Some key indicators of the dollar show its potential for further growth. Although the Bloomberg Spot Dollar Index hit a record high this month, it has only been measured since the end of 2004. The narrower ICE index for the U.S. dollar—the performance of the dollar against developed partners—remains significantly below the levels of the 1980s. To return to its peak in 1985, when the Plaza Accord was signed, a rally of 54 percent would be needed.
However, the circumstances have changed, notes Brendan McKenna, a strategist at Wells Fargo Securities in New York. The dollar’s strength is not as apparent—at least, it hasn’t shown yet—and the Federal Reserve may have to start lowering rates at some point next year when the economy cools, thus easing pressure on the dollar. “Coordinated actions aimed at depreciating the dollar and supporting G-10 currencies are probably not much of a priority at this stage,” he said.
Nevertheless, currencies from many of these large economies are suffering. In addition to the euro's decline, the Japanese yen has fallen to a 24-year low as investors chase higher yields. Many emerging markets are feeling even greater damage. The Indian rupee, the Chilean peso, and the Sri Lankan rupee have all hit record lows this year despite efforts by some central banks to slow the decline. The Hong Kong Monetary Authority is buying local dollars at record pace to protect the city's currency peg, while the Central Bank of Chile has initiated a $25 billion intervention after the peso fell over 20 percent in five weeks.
“That’s not going to work,” says Luca Paolini, a strategist at Pictet Asset Management Ltd. “This escalation of inflation, this value of the dollar are generation-defining events, and emerging market central banks can do little against it.”
A strong dollar boosts profits for oil producers and commodity exporters, as well as international companies like Toyota Motor Corp., which keep most of their earnings in the U.S. However, tech giants that bring back parts of their global revenues to the U.S. are getting hit.

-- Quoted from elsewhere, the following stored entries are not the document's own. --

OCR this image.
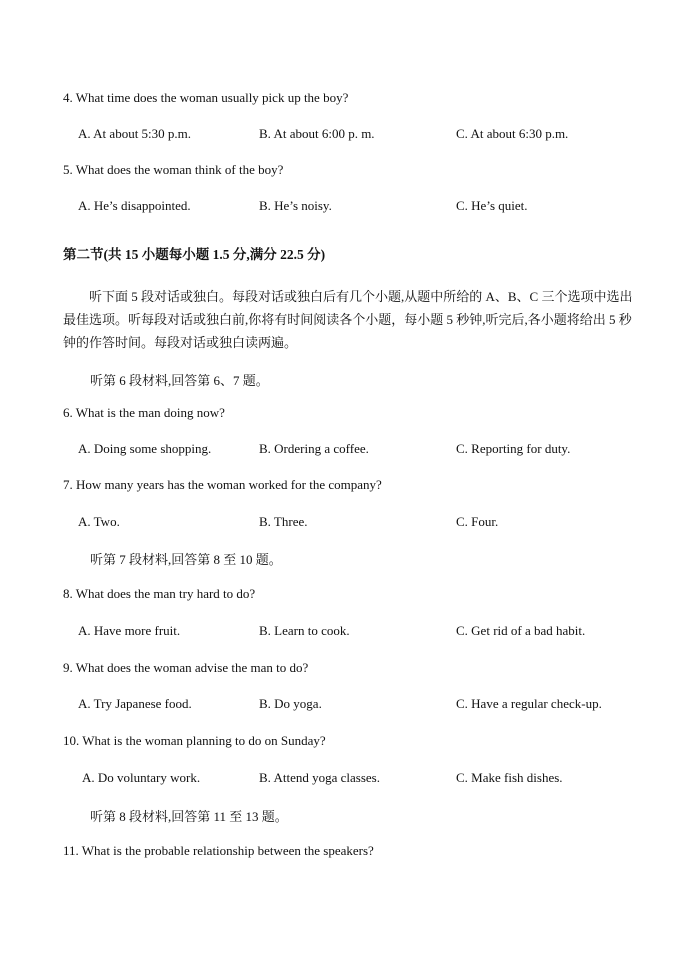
4. What time does the woman usually pick up the boy?
A. At about 5:30 p.m.	B. At about 6:00 p. m.	C. At about 6:30 p.m.
5. What does the woman think of the boy?
A. He’s disappointed.	B. He’s noisy.	C. He’s quiet.
第二节(共 15 小题每小题 1.5 分,满分 22.5 分)
听下面 5 段对话或独白。每段对话或独白后有几个小题,从题中所给的 A、B、C 三个选项中选出最佳选项。听每段对话或独白前,你将有时间阅读各个小题，每小题 5 秒钟,听完后,各小题将给出 5 秒钟的作答时间。每段对话或独白读两遍。
听第 6 段材料,回答第 6、7 题。
6. What is the man doing now?
A. Doing some shopping.	B. Ordering a coffee.	C. Reporting for duty.
7. How many years has the woman worked for the company?
A. Two.	B. Three.	C. Four.
听第 7 段材料,回答第 8 至 10 题。
8. What does the man try hard to do?
A. Have more fruit.	B. Learn to cook.	C. Get rid of a bad habit.
9. What does the woman advise the man to do?
A. Try Japanese food.	B. Do yoga.	C. Have a regular check-up.
10. What is the woman planning to do on Sunday?
A. Do voluntary work.	B. Attend yoga classes.	C. Make fish dishes.
听第 8 段材料,回答第 11 至 13 题。
11. What is the probable relationship between the speakers?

Microsoft Corp. states that the dollar is eating away at its profits, while International Business Machines Corp. blames the strong dollar for perpetuating cash flow deficits.
There have been episodes of dollar appreciation in the past, such as in 2016 or 2018, when the Fed was trying to tighten policy, but recent data indicates that inflation in the U.S. is at its highest level in four decades, and the Fed has less room to maneuver.
Investors from Singapore to New York are theorizing about catalysts such as slowing growth, clarity on when the Fed will pause rate hikes, or a significant recovery in Chinese economic growth. However, it remains unclear when any of those scenarios will materialize. In June, U.S. consumer prices surged to 9.1 percent, and the Fed hadn’t raised rates that rapidly since the mid-1990s.
Since then, the global economy has changed dramatically. For three decades, the growth of Chinese manufacturing has kept the prices of millions of products in check—even amid rising raw material costs. As the supply of cheap labor and capital in the Asian country began to dwindle, price pressures started to build again. Then came the trade war with the United States, the pandemic, and the war in Ukraine. As the world’s second-largest economy remains committed to its zero-COVID policy, even at the cost of slowing growth, a return to normal life seems far off.
With such uncertainty, central banks from Australia to Canada have no choice but to follow the U.S. lead and raise borrowing costs to combat inflation. And without clarity on when the cycle may end, few investors are willing to bet against the dollar.